Espondilose Lombar: Diagnóstico e Sinais Clínicos da Lombalgia

UEL - Hospital Universitário de Londrina (PR) — Prova 2024

Enunciado

Homem, 50 anos, previamente hígido, sem comorbidades, há 4 meses teve início insidioso de lombalgia, às vezes com irradiação para a nádega direita. A dor é pior pela manhã, ao acordar. Ficar em pé por mais de 30 minutos causa exacerbação da dor, que é aliviada quando deita. Nega febre ou perda de peso. Exame físico: Lasegue negativo, exame neurológico normal, quadris com mobilidade normal e sem dor às rotações interna e externa. O paciente sente dor à extensão da coluna lombar e à palpação da coluna vertebral, em topografia de L3 e L4.Com base nesses dados semiológicos, assinale a alternativa que apresenta, corretamente, o diagnóstico mais provável.

Alternativas

  1. A) Hérnia discal
  2. B) Fratura vertebral
  3. C) Espondiloartrite
  4. D) Espondilose
  5. E) Síndrome do piriforme

Pérola Clínica

Lombalgia crônica com rigidez matinal, dor à extensão e palpação vertebral, Lasegue negativo → Sugere espondilose.

Resumo-Chave

A espondilose lombar é uma condição degenerativa comum da coluna vertebral, caracterizada por dor lombar crônica, frequentemente pior pela manhã e aliviada com repouso.

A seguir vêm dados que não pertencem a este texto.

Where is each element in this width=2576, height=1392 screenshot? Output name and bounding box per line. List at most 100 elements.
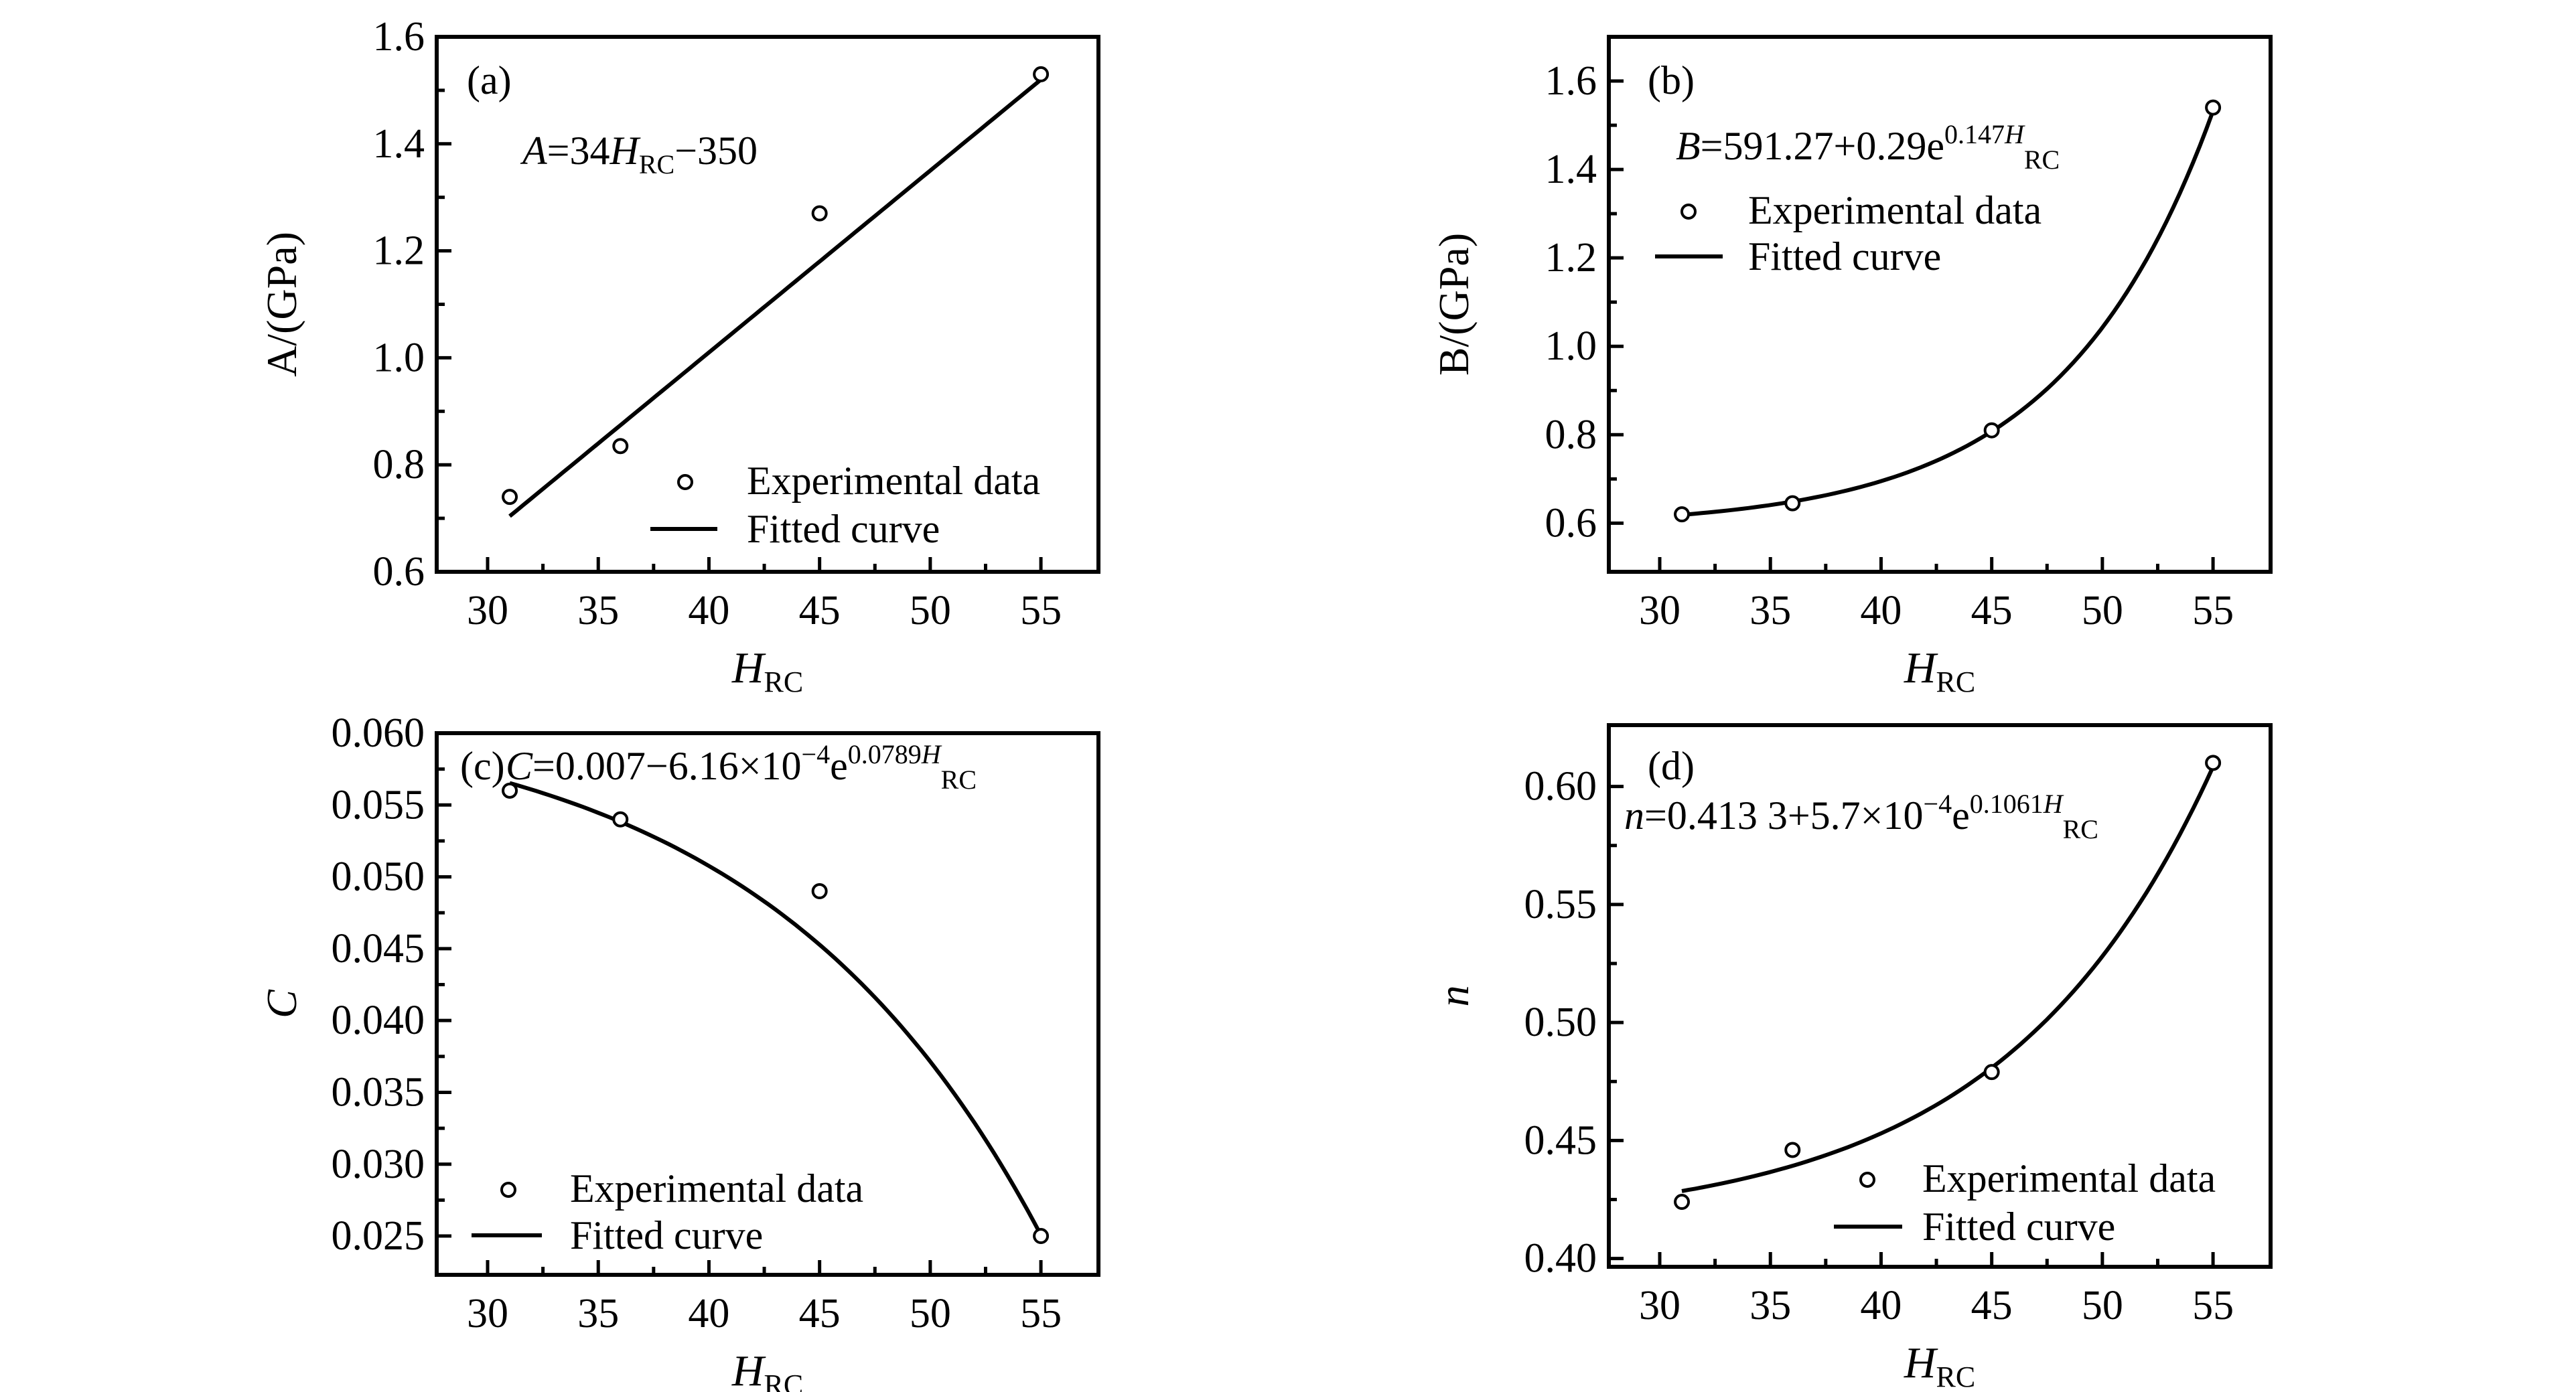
equation-part: =591.27+0.29e xyxy=(1701,124,1944,168)
x-tick-label: 35 xyxy=(577,1291,619,1336)
fitted-curve xyxy=(1681,110,2215,517)
panel-label: (b) xyxy=(1648,58,1695,102)
x-tick-label: 40 xyxy=(688,588,729,633)
y-tick-label: 0.60 xyxy=(1524,764,1597,809)
legend-label-fitted: Fitted curve xyxy=(570,1213,763,1257)
x-tick-label: 45 xyxy=(1971,588,2013,633)
x-tick-label: 40 xyxy=(1860,1283,1902,1328)
y-tick-label: 1.4 xyxy=(373,121,425,167)
x-tick-label: 30 xyxy=(467,1291,508,1336)
equation-part: =0.007−6.16×10 xyxy=(532,744,802,788)
x-axis-label-sub: RC xyxy=(764,1369,803,1392)
equation-part: H xyxy=(921,739,942,769)
equation-part: RC xyxy=(2063,814,2098,844)
equation-part: n xyxy=(1624,793,1644,838)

A ausência de sinais radiculares (Lasegue negativo, exame neurológico normal) e a dor à extensão e palpação vertebral são achados típicos.

Contexto Educacional

A lombalgia é uma das queixas mais comuns na prática médica, afetando uma grande parcela da população em algum momento da vida. O diagnóstico diferencial é vasto e inclui condições mecânicas, inflamatórias, infecciosas e neoplásicas. A espondilose lombar, uma condição degenerativa da coluna vertebral, é uma causa frequente de lombalgia crônica, especialmente em indivíduos de meia-idade e idosos. O reconhecimento de seus padrões clínicos é crucial para um manejo adequado e para a preparação em provas de residência. A espondilose é caracterizada por alterações degenerativas nos discos intervertebrais e nas articulações facetárias, levando à formação de osteófitos e estreitamento do canal vertebral. Clinicamente, manifesta-se como dor lombar crônica, que tipicamente piora com a atividade e melhora com o repouso. A rigidez matinal é comum, mas geralmente de curta duração e alivia com o movimento. A irradiação para as nádegas pode ocorrer, mas sem um padrão radicular claro. No exame físico, é comum encontrar dor à palpação da coluna e à extensão, com um teste de Lasegue negativo e exame neurológico normal, diferenciando-a de condições como hérnia discal. No caso apresentado, o paciente de 50 anos com lombalgia insidiosa há 4 meses, pior pela manhã e aliviada ao deitar, dor à extensão e palpação em L3-L4, e Lasegue negativo com exame neurológico normal, aponta fortemente para um quadro de espondilose. A ausência de febre ou perda de peso afasta causas infecciosas ou neoplásicas. A espondiloartrite, por outro lado, apresentaria dor inflamatória com rigidez matinal prolongada que melhora com a atividade. A hérnia discal teria sinais radiculares mais evidentes. Portanto, a espondilose é o diagnóstico mais provável, e o entendimento desses diferenciais é vital para a prática clínica e para o sucesso em exames.

Perguntas Frequentes

Quais são as características da dor na espondilose lombar?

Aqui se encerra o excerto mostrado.